U.S. mobile peer-to-peer payments will grow 55% this year to more than $120 billion, a figure that will double in the next four years, according to researcher eMarketer. In addition, 63.5 million U.S. adults this year will use a P2P payment application at least once a month, or about one-third of smartphone users.
Zelle, a network of credit unions and more than 30 major banks such as Bank of America and JPMorgan Chase, will roll out in the next 12 months and underpin the growth of P2P payments. Zelle’s support from major financial institutions has earned it the nickname as the “Venmo killer,” referring to PayPal’s P2P payment service, The Wall Street Journal reported.
Mobile payment apps like Apple Pay and Google Wallet aren’t gaining much traction in the U.S., where people are comfortable using credit and debit cards, eMarketer said. By the end of this year, 48.1 million Americans ages 14 and older, or 23% of smartphone owners, will have used a mobile payment app at the point of sale at least once in the prior six months. That percentage will reach 31% by 2021.
EMarketer provides an interesting forecast on how P2P payments will be more accepted by smartphone users than contactless payments with merchants in the next four years. That’s not to say mobile payments will be completely stunted. The researcher forecasts that mobile payments will grow 78% to $49.3 billion this year while average spending per user will grow to $1,026.

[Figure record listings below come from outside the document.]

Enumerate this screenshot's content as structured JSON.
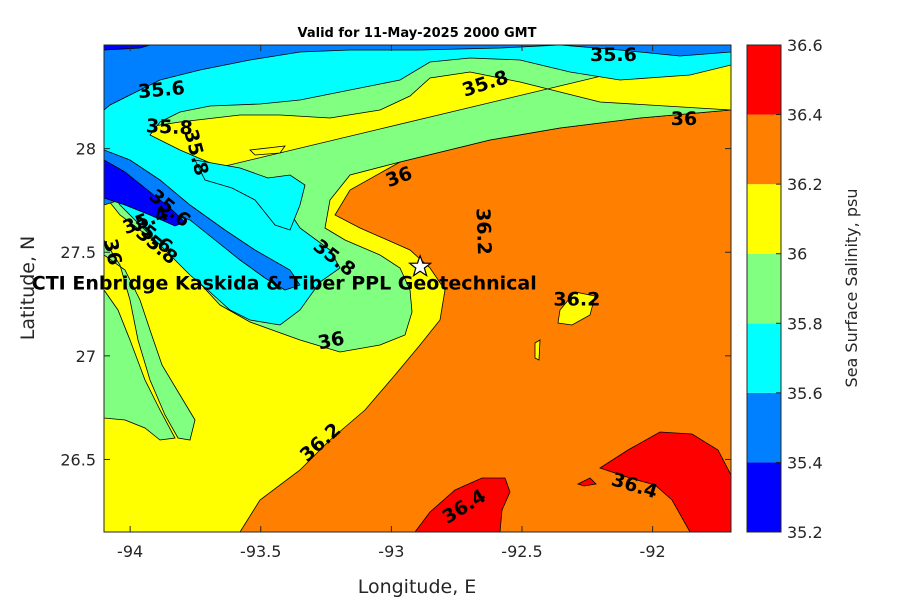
{
  "chart_data": {
    "type": "contour",
    "title": "Valid for 11-May-2025 2000 GMT",
    "xlabel": "Longitude, E",
    "ylabel": "Latitude, N",
    "colorbar_label": "Sea Surface Salinity, psu",
    "xlim": [
      -94.1,
      -91.7
    ],
    "ylim": [
      26.15,
      28.5
    ],
    "xticks": [
      -94,
      -93.5,
      -93,
      -92.5,
      -92
    ],
    "xtick_labels": [
      "-94",
      "-93.5",
      "-93",
      "-92.5",
      "-92"
    ],
    "yticks": [
      26.5,
      27,
      27.5,
      28
    ],
    "ytick_labels": [
      "26.5",
      "27",
      "27.5",
      "28"
    ],
    "colorbar": {
      "range": [
        35.2,
        36.6
      ],
      "ticks": [
        "35.2",
        "35.4",
        "35.6",
        "35.8",
        "36",
        "36.2",
        "36.4",
        "36.6"
      ],
      "colors": [
        "#0000ff",
        "#0080ff",
        "#00ffff",
        "#80ff80",
        "#ffff00",
        "#ff8000",
        "#ff0000"
      ]
    },
    "contour_labels": [
      {
        "text": "35.6",
        "x": -93.88,
        "y": 28.28,
        "angle": -5
      },
      {
        "text": "35.6",
        "x": -92.15,
        "y": 28.45,
        "angle": 0
      },
      {
        "text": "35.8",
        "x": -93.85,
        "y": 28.1,
        "angle": 3
      },
      {
        "text": "35.8",
        "x": -92.64,
        "y": 28.31,
        "angle": -18
      },
      {
        "text": "35.8",
        "x": -93.75,
        "y": 27.98,
        "angle": 75
      },
      {
        "text": "35.8",
        "x": -93.22,
        "y": 27.47,
        "angle": 38
      },
      {
        "text": "35.6",
        "x": -93.85,
        "y": 27.71,
        "angle": 40
      },
      {
        "text": "35.4",
        "x": -93.94,
        "y": 27.65,
        "angle": -20
      },
      {
        "text": "35.6",
        "x": -93.92,
        "y": 27.58,
        "angle": 38
      },
      {
        "text": "35.8",
        "x": -93.9,
        "y": 27.53,
        "angle": 40
      },
      {
        "text": "36",
        "x": -94.07,
        "y": 27.5,
        "angle": 78
      },
      {
        "text": "36",
        "x": -92.97,
        "y": 27.86,
        "angle": -20
      },
      {
        "text": "36",
        "x": -91.88,
        "y": 28.14,
        "angle": 0
      },
      {
        "text": "36",
        "x": -93.23,
        "y": 27.07,
        "angle": -12
      },
      {
        "text": "36.2",
        "x": -92.65,
        "y": 27.6,
        "angle": 88
      },
      {
        "text": "36.2",
        "x": -92.29,
        "y": 27.27,
        "angle": 0
      },
      {
        "text": "36.2",
        "x": -93.27,
        "y": 26.58,
        "angle": -42
      },
      {
        "text": "36.4",
        "x": -92.72,
        "y": 26.27,
        "angle": -32
      },
      {
        "text": "36.4",
        "x": -92.07,
        "y": 26.37,
        "angle": 17
      }
    ],
    "annotation": {
      "text": "CTI Enbridge  Kaskida & Tiber PPL Geotechnical",
      "x": -93.41,
      "y": 27.35
    },
    "site_marker": {
      "x": -92.89,
      "y": 27.43,
      "symbol": "star"
    }
  }
}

The forecasted growth in P2P payments points to how a solution like Zelle, that spans many of the major players to offer consumers added convenience with single, coordinated solution, can drive consumer adoption. Unfortunately, when it comes to using mobile to pay at the point of purchase or even online, the number of options available to consumers is confusing and is likely one reason for the slow adoption rate of payments. The U.S. has been slower than other countries to adopt mobile payments, including China, India and parts of Europe. Sweden is the most cashless society on the planet, with banknotes and coins accounting for just 1.7 percent of its GDP, according to Bloomberg News.
Zelle, if successful, could provide a foundation for a more coordinated mobile payments platform backed by major banks as P2P payments are a good way to introduce consumers to the convenience and benefits of mobile payments.

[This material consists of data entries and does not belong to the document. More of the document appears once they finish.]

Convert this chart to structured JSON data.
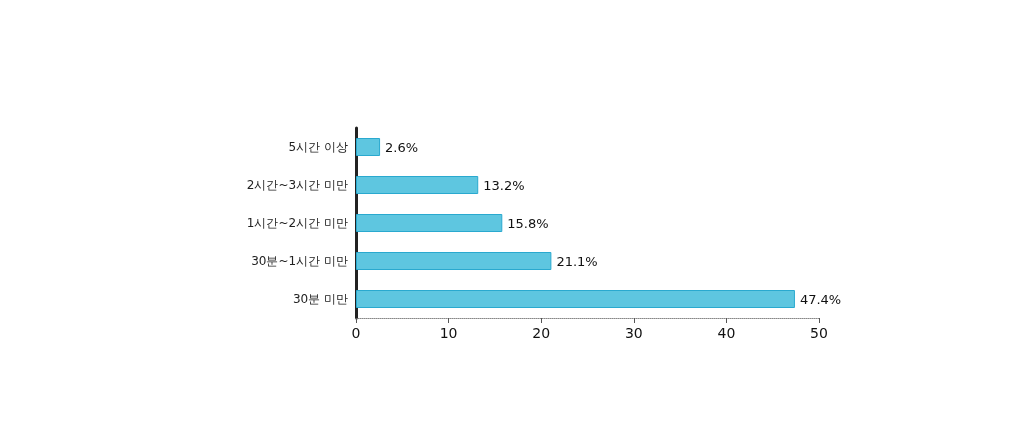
{
  "chart_data": {
    "type": "bar",
    "orientation": "horizontal",
    "categories": [
      "5시간 이상",
      "2시간~3시간 미만",
      "1시간~2시간 미만",
      "30분~1시간 미만",
      "30분 미만"
    ],
    "values": [
      2.6,
      13.2,
      15.8,
      21.1,
      47.4
    ],
    "value_labels": [
      "2.6%",
      "13.2%",
      "15.8%",
      "21.1%",
      "47.4%"
    ],
    "color": "#5ec6e0",
    "xlim": [
      0,
      50
    ],
    "xticks": [
      0,
      10,
      20,
      30,
      40,
      50
    ],
    "grid": false
  }
}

The growth in mobile payments will provide marketers with a greater opportunity to offer seamless transactions to customers, not only for online shopping but also in physical stores. Grab-and-go sales and in-aisle scanning of products to cut down on wait times at checkout are just two of the innovations that mobile payments will bring to retailers.
Companies that accept mobile payments grow faster and are more profitable than companies that don’t, according to a study this year sponsored by NTT Data Inc. The study found that among businesses with yearly sales growth of 11% or more, 43% have an app that supports purchases and payments, compared with 32% of slower-growth businesses.
Some economists see many benefits from becoming a cashless society: lower transaction costs, improved tools to manage the money supply and an end to tax evasion and money laundering. Critics worry that going cashless means an end to privacy, greater powers for governments and higher costs that would hit poor people the hardest. India’s policy to ban cash this year as a way to root out corruption had the worst effects on impoverished groups that spend small amounts. A cashless financial system also makes it easier for banks to implement negative interest rates — the policy of charging customers for holding onto cash instead of spending it to boost the economy, as the European Central Bank and the Bank of Japan have done.